Illustration of AI chip

Oreo maker and snack giant Mondelez is turning to generative AI to dramatically reduce the cost of creating marketing content. The company said its new tool, developed last year with ad agency Publicis Groupe and IT firm Accenture, could lower production expenses by 30% to 50%.

The AI system is expected to produce short TV ads ready for next year’s holiday season—and potentially the 2027 Super Bowl, according to Jon Halvorson, Mondelez’s global senior vice president of consumer experience.

The Cadbury chocolate maker has invested more than $40 million in the platform. Halvorson added that savings could increase if the tool can generate more complex video content. Faced with tariffs and tighter consumer spending, Mondelez—like other consumer goods companies—is using AI to reduce fees paid to agencies and accelerate product marketing timelines.

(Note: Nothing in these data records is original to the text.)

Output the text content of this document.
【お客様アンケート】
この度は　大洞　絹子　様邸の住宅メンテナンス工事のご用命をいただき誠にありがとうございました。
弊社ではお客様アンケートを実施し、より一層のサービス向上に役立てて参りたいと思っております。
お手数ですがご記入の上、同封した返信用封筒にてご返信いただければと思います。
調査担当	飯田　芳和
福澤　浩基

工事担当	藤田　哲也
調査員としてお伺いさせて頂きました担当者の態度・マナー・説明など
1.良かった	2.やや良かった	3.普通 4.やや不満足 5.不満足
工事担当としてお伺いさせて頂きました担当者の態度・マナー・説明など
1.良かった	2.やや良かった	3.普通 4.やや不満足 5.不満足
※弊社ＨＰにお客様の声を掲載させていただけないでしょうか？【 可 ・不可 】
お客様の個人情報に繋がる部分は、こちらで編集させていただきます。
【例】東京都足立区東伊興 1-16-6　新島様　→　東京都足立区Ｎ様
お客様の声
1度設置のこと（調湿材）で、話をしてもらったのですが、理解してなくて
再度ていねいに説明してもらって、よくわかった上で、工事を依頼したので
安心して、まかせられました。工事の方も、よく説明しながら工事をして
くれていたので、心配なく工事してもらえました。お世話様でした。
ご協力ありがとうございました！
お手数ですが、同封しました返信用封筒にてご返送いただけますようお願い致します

Competitors, including Kraft Heinz and Coca-Cola, have also experimented with AI-generated advertising. Coke’s 2024 AI-created holiday ads were criticized for computer-generated people lacking real emotion. Mondelez, by contrast, is not incorporating human likenesses in its AI output.

The company is already deploying AI-generated content on social media for Chips Ahoy in the U.S. and Milka chocolate in Germany. One eight-second Milka video shows chocolate waves rippling over a wafer, with different backgrounds tailored to target audiences.

“The cost to do animations is in the hundreds of thousands,” Halvorson said. “This type of setup is orders of magnitude smaller.”

In the U.S., Oreo will use the tool for product pages on Amazon and Walmart starting in November. Mondelez also plans to roll it out for Lacta chocolate and Oreo in Brazil, and Cadbury in the U.K., in the coming months.

Tina Vaswani, vice president of digital enablement and data, stressed that human oversight remains essential. The company enforces strict rules prohibiting content that promotes unhealthy eating habits, vaping, overconsumption, manipulative language, or offensive stereotypes, according to internal guidelines.

Mondelez’s move highlights a broader trend among consumer goods companies: harnessing AI not only to save costs, but also to accelerate content creation and adapt to increasingly digital-first marketing channels.